Enhancement of Heat Transfer in Microchannel Heat Sinks Using Nanofluids

Abstract

Microchannel heat sinks offer a compact way to remove high heat flux from small devices. Their small channels create a large heat transfer area. Nanofluids are often proposed as better coolants for these systems. They can raise thermal conductivity and improve heat removal. Yet they can also raise viscosity, pressure drop, and stability risk. This paper reviews public experimental and numerical studies on heat transfer enhancement in microchannel heat sinks using nanofluids. The review gives more weight to practical studies, because they show what can work in real devices. The literature shows that alumina-water, copper oxide-water, and titanium dioxide-water nanofluids can improve average heat transfer coefficient and reduce thermal resistance under many test conditions.

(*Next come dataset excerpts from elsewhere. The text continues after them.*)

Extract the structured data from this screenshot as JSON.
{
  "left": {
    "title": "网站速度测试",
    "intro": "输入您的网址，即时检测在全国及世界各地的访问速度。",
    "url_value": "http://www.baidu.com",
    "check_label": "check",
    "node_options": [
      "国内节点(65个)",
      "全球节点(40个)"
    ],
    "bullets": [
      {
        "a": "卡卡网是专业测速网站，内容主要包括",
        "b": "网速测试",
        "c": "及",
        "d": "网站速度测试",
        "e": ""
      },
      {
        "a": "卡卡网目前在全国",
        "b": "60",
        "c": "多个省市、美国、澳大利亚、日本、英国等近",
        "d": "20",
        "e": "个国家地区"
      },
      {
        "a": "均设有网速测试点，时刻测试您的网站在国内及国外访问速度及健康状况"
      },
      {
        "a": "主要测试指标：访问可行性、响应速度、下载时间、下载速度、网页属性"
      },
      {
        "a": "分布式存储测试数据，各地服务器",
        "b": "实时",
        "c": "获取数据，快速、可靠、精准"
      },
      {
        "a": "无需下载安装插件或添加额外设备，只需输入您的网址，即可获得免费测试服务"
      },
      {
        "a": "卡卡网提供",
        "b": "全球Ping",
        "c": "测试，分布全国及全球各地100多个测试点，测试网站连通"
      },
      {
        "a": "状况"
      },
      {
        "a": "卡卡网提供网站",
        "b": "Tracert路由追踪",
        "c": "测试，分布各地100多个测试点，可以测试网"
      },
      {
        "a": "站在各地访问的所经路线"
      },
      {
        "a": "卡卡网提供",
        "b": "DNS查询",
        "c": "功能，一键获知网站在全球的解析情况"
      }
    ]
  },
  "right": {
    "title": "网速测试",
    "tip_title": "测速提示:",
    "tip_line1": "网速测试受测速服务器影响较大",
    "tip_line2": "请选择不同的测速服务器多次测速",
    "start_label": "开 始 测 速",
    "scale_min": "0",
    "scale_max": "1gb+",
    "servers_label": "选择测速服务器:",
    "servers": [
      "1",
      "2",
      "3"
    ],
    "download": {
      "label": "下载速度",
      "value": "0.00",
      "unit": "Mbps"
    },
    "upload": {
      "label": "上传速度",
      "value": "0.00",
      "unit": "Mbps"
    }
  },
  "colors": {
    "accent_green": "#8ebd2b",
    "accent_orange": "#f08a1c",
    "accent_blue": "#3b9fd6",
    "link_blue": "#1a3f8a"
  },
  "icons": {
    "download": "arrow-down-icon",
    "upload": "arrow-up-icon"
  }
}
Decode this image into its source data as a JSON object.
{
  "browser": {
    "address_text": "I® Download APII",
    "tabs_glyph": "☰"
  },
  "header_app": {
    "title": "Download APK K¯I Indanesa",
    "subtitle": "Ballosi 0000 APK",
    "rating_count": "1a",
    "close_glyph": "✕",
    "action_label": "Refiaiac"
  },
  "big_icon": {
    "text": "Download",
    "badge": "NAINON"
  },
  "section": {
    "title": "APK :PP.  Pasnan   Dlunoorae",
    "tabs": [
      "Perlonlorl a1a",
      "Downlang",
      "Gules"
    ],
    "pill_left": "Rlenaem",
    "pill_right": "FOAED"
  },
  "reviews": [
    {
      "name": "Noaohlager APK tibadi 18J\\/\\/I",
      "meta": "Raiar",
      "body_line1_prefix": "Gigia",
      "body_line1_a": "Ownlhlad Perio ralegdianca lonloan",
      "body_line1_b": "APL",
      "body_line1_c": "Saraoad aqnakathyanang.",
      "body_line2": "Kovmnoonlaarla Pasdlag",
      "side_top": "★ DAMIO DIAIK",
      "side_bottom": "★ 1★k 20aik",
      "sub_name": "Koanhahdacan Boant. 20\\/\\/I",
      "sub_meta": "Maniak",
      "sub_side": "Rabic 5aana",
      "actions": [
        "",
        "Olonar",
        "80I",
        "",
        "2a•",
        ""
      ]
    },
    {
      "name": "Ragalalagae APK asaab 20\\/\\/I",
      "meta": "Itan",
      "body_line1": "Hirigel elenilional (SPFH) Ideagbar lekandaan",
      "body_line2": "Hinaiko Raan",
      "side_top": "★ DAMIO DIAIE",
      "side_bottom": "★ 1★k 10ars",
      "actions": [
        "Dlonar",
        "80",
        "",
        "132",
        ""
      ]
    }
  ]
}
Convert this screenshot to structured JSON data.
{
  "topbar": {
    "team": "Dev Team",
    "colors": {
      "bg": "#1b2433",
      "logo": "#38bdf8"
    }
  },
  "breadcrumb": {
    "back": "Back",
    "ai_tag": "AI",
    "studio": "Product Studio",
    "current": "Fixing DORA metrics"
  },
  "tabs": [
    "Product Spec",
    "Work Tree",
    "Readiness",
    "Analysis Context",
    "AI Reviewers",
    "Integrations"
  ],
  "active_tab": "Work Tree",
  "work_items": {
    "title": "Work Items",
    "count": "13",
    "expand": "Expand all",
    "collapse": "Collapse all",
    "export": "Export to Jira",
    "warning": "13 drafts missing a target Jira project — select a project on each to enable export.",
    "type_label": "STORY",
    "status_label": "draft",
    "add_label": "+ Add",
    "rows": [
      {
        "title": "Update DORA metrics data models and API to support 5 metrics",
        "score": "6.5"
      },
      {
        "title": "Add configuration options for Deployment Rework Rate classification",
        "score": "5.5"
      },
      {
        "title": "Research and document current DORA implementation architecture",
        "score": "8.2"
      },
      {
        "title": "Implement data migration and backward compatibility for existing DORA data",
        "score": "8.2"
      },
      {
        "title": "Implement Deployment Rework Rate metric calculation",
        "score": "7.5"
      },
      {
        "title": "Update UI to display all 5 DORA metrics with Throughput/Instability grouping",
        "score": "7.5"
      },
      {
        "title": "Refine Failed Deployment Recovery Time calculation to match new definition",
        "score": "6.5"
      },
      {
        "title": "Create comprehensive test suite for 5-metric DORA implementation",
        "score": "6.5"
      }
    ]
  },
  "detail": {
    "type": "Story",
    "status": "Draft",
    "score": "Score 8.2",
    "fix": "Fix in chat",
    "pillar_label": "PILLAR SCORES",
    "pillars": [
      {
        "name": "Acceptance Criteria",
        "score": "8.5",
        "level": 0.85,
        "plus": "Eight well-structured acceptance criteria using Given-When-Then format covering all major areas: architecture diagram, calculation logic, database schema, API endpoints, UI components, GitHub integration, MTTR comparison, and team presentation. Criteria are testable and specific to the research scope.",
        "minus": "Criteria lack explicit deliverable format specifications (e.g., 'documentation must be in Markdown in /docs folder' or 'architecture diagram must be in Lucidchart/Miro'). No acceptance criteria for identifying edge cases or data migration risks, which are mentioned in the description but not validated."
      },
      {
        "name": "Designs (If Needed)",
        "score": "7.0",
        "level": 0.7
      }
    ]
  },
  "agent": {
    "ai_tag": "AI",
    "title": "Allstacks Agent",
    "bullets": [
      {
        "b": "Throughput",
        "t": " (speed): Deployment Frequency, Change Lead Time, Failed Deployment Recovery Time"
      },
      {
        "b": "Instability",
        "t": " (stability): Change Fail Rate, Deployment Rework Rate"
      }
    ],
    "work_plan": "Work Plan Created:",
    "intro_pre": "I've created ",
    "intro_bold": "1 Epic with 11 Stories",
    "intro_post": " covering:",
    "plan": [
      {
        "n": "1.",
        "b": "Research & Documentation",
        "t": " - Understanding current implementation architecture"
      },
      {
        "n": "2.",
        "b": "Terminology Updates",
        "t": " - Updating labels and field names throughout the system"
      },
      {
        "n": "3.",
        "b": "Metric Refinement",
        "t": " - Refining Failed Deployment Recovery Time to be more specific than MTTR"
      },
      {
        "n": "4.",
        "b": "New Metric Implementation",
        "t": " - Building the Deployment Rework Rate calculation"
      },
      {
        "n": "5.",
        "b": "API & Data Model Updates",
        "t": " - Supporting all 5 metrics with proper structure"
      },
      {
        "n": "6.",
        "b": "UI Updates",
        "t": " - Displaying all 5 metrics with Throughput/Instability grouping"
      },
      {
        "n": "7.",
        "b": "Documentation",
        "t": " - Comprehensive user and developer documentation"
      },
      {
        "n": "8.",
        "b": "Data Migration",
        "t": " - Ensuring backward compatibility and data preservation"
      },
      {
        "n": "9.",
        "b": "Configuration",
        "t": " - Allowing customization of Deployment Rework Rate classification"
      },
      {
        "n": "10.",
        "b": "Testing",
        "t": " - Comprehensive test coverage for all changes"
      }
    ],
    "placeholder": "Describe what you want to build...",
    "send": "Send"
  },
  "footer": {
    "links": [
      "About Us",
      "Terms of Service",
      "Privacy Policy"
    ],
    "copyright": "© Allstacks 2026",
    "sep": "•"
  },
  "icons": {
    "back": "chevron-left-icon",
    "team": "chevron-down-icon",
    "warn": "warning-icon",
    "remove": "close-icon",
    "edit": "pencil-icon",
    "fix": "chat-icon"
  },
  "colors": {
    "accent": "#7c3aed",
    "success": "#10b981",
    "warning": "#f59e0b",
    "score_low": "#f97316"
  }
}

The best gains usually appear at low or moderate particle loading, careful dispersion, and suitable Reynolds number. The gains become weaker when viscosity growth, particle clustering, erosion risk, or pumping power are ignored. Recent studies also show that channel design matters as much as coolant choice. Spoiler cavities, circular passages, and serpentine layouts can change mixing and boundary layer growth. The main finding of this review is simple. Nanofluids can improve microchannel cooling, but only when thermal benefit is judged together with hydraulic cost, long-term stability, and material compatibility. The paper closes with design guidance, research gaps, and a balanced view for future work.